Perdoe-me se comparo sua concepção da unidade original das coisas à visão do “planetário de Deus”, vislumbrada por Carlos Pertuis.[3] Mas Carlos era fraco. Sua personalidade estilhaçou-se sob o impacto da visão extraordinária e acabou internado, pelo resto da vida, num hospital psiquiátrico.
Você suportou, decerto deslumbrado, o fulgor da experiência súbita, mas a estrutura forte de sua personalidade manteve-se coesa. Mas a experiência direta era inefável. Como falar aos homens? Seria preciso recorrer à linguagem racional. Assim você o fez, desdobrando pensamentos, desvelando paixões e a escravidão que elas impõem, ateando fogo sagrado ao desejo de liberdade e de beatitude, perturbando mundo afora muitas cabeças. Inclusive, querido amigo, meu curto pensar, meu fraco intuir.
Nise
Nise da Silveira. Cartas a Spinoza. Rio de Janeiro: Francisco Alves, 1995, pp. 33-43.

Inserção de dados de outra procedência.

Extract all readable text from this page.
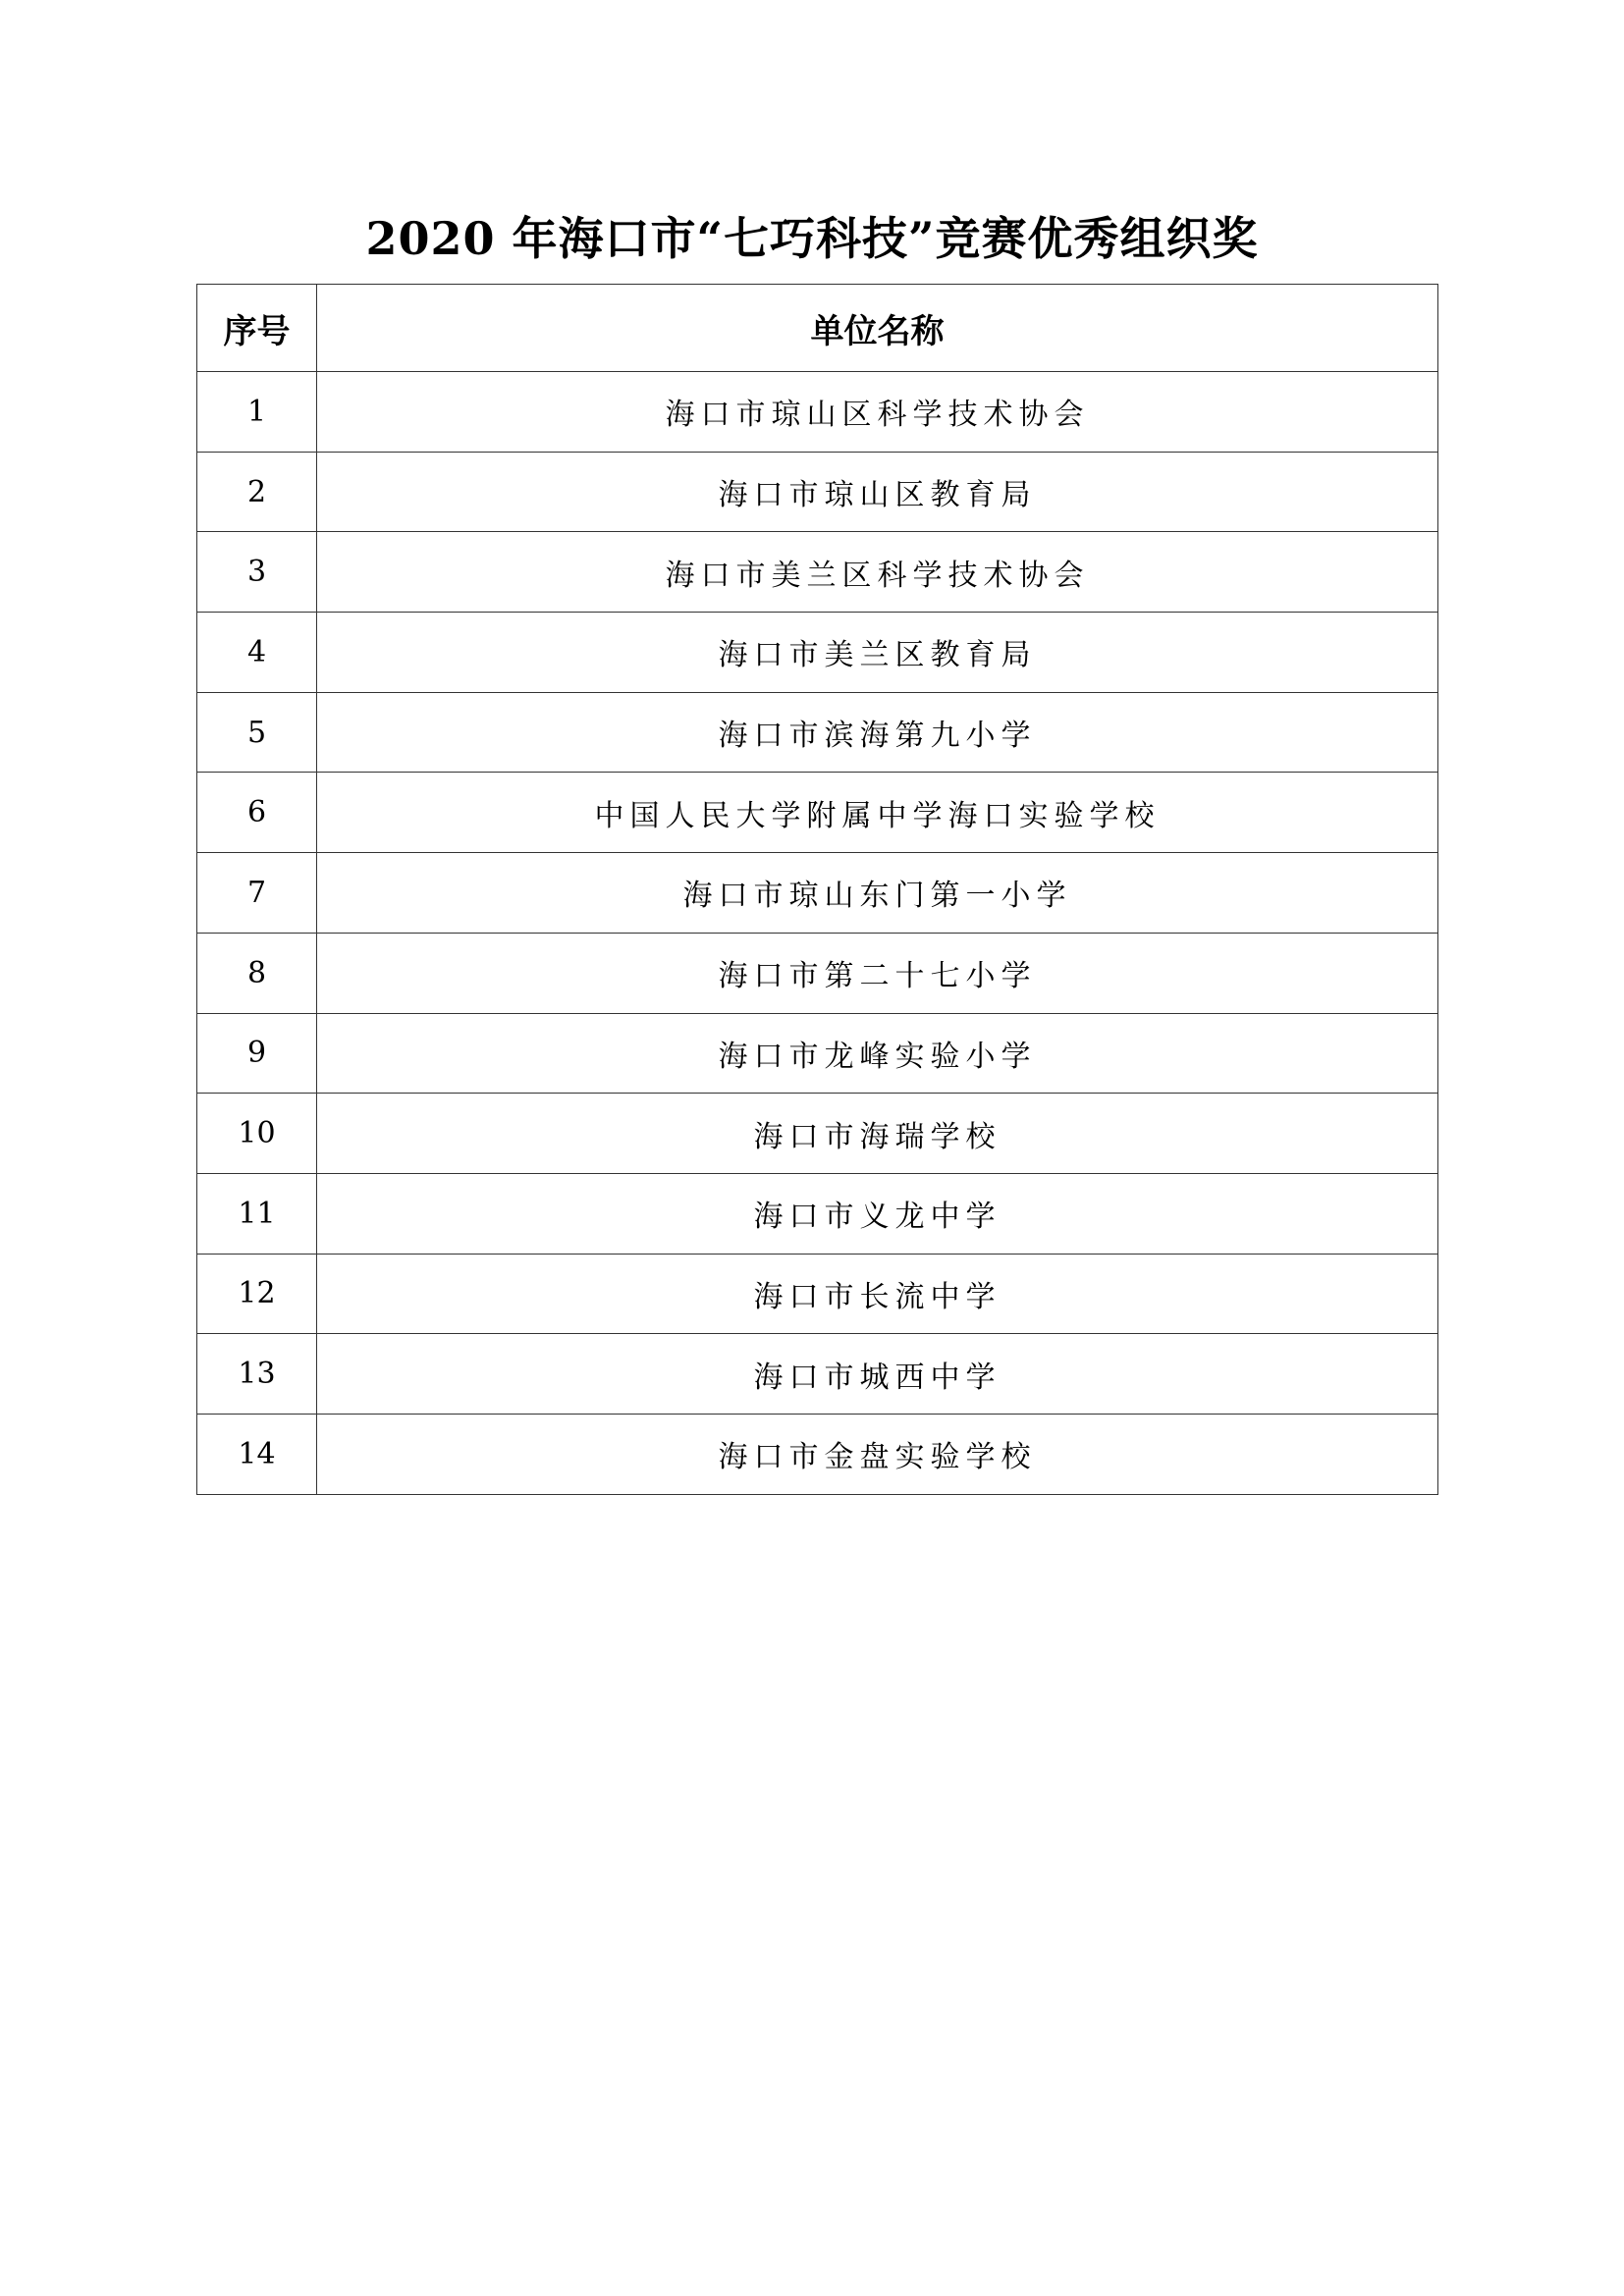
2020 年海口市“七巧科技”竞赛优秀组织奖
序号	单位名称
1	海口市琼山区科学技术协会
2	海口市琼山区教育局
3	海口市美兰区科学技术协会
4	海口市美兰区教育局
5	海口市滨海第九小学
6	中国人民大学附属中学海口实验学校
7	海口市琼山东门第一小学
8	海口市第二十七小学
9	海口市龙峰实验小学
10	海口市海瑞学校
11	海口市义龙中学
12	海口市长流中学
13	海口市城西中学
14	海口市金盘实验学校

[1] N.S.: “O Tumulto, golpeando em vão minha vidraça,/ Não me fará volver a fronte ao que se passa;/ Pois que estarei entregue ao voluptuoso alento/ De relembrar a Primavera em pensamento/ E um sol na alma colher, tal como quem, absorto,/ Entre as ideias goza um tépido conforto.” Cf. BAUDELAIRE, Charles. “Paisagem”. Poesia e prosa. Edição organizada por Ivo Barroso. Rio de Janeiro: Nova Aguilar, 1995, p. 169.
[2] N.S.: “Eu vi o Ser da abelha, e isso para mim foi definitivo”.
[3] N.S.: Carlos Pertuis foi um dos esquizofrênicos cujos desenhos e pinturas foram estudados pela doutora Nise da Silveira.